En s’appuyant sur ces métadonnées, l’expert en sécurité Mike Moolenaar en conclut que Ton occupe « un bon poste d’observation au sein de Bits of Freedom ». Il semble avoir une bonne idée de la situation, un fait important quand on regarde ce réseau dans une perspective de renseignement.

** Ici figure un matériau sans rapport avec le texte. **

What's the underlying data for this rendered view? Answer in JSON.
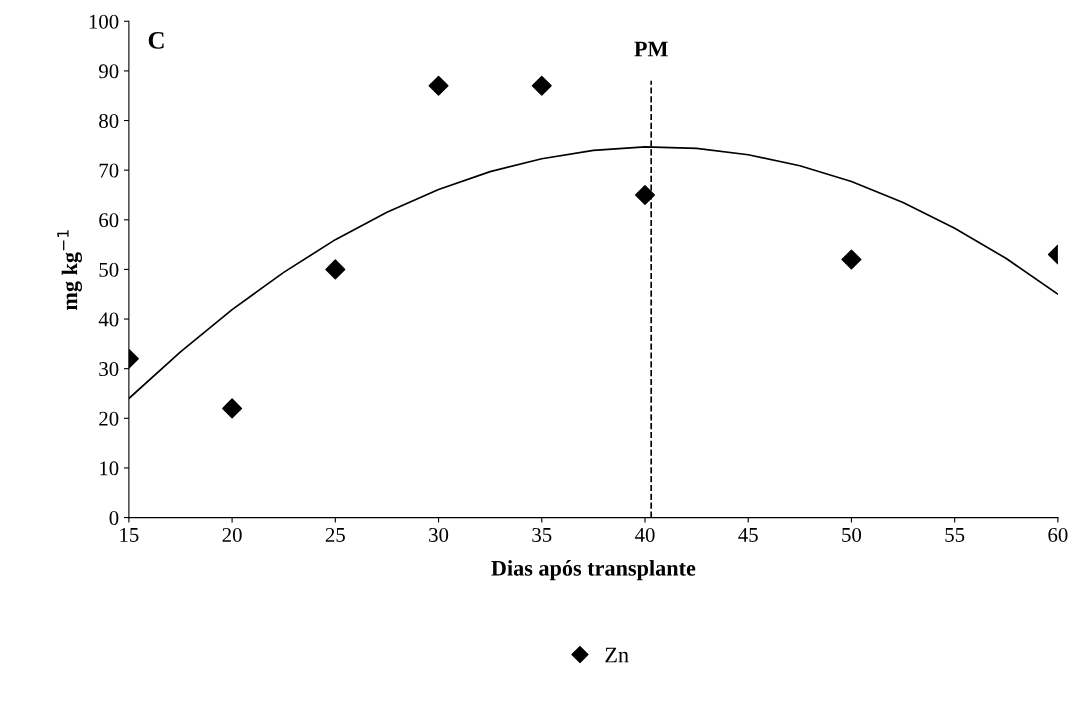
{
  "chart_data": {
    "type": "scatter",
    "xlabel": "Dias após transplante",
    "ylabel": "mg kg$^{−1}$",
    "annotations": [
      "C"
    ],
    "series": [
      {
        "name": "Zn",
        "color": "#000000",
        "marker": "diamond",
        "x": [
          15,
          20,
          25,
          30,
          35,
          40,
          50,
          60
        ],
        "values": [
          32,
          22,
          50,
          87,
          87,
          65,
          52,
          53
        ]
      },
      {
        "type": "line",
        "color": "#000000",
        "marker": "none",
        "line_style": "solid",
        "x": [
          15,
          17.5,
          20,
          22.5,
          25,
          27.5,
          30,
          32.5,
          35,
          37.5,
          40,
          42.5,
          45,
          47.5,
          50,
          52.5,
          55,
          57.5,
          60
        ],
        "values": [
          24.0,
          33.4,
          41.9,
          49.4,
          56.0,
          61.5,
          66.1,
          69.7,
          72.3,
          74.0,
          74.7,
          74.4,
          73.1,
          70.9,
          67.7,
          63.5,
          58.3,
          52.2,
          45.0
        ]
      }
    ],
    "ref_lines": [
      {
        "axis": "x",
        "value": 40.3,
        "label": "PM",
        "color": "#000000",
        "line_style": "dashed"
      }
    ],
    "xlim": [
      15,
      60
    ],
    "xticks": [
      15,
      20,
      25,
      30,
      35,
      40,
      45,
      50,
      55,
      60
    ],
    "ylim": [
      0,
      100
    ],
    "yticks": [
      0,
      10,
      20,
      30,
      40,
      50,
      60,
      70,
      80,
      90,
      100
    ],
    "grid": false,
    "legend": "bottom"
  }
}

Mais ce n’est pas tout. Les analystes belges de iMinds ont comparé les données de Ton avec un fichier contenant des mots de passe ayant fuité. Début novembre, Adobe (la société éditrice du lecteur PDF Acrobat, de Photoshop et du lecteur Flash) a annoncé le piratage d’un fichier contenant 150 millions de noms d’utilisateurs et de mots de passe. Les mots de passe eux-mêmes étaient chiffrés, mais ce n’était pas le cas des indices fournis par les utilisateurs pour les retrouver. Les analystes ont pu voir que certains utilisateurs avaient le même mot de passe que Ton et les indications de mot de passe étaient « punk metal », « astrolux » et « another day in paradise », cela nous mène rapidement au groupe préféré de Ton Siedsma, Strung Out, et au mot de passe « strungout ».

Avec ce mot de passe, ils ont pu accéder aux comptes Twitter, Google et Amazon de Ton. Les analystes ont fourni une capture d’écran de messages direct sur Twitter qui sont normalement protégés, ce qui signifie qu’ils pouvaient voir avec qui Ton communiquait secrètement. Ils ont aussi montré quelques paramètres de son compte Google. Ils pouvaient aussi commander des choses via le compte Amazon de Ton — ce qu’ils n’ont pas fait. Les analystes voulaient simplement montrer à quel point il était facile d’accéder à des données très sensibles avec juste quelques informations.

Ce que nous avons fait dans cet article est un jeu d’enfant comparé aux possibilités des agences de renseignement (surveillance). Nous nous sommes surtout concentrés sur les métadonnées, que nous avons analysées avec des logiciels basiques. Nous nous sommes empêché de réaliser des investigations supplémentaires à l’exception de l’utilisation de la base de donnée fuitée d’Adobe.

De plus, cette expérimentation était limitée à une semaine. Une agence de renseignement a des métadonnées sur bien plus de personnes et sur une période bien plus longue avec des outils bien plus avancés à sa disposition. Les fournisseurs d’accès internet et les prestataires de services en ligne sont obligés par la loi Néerlandaise de conserver les métadonnées pendant au moins 6 mois.

La police et les agences de renseignement n’ont aucune difficulté pour demander et recevoir ce type de données.

La prochaine fois que vous entendrez un officiel, un expert en sécurité, un responsable des services de renseignement dire « Oh, mais il s’agit seulement de métadonnées », pensez à Ton Siedsma, l’homme sur qui vous savez tellement, seulement parce qu’il a partagé une semaine de métadonnées avec nous.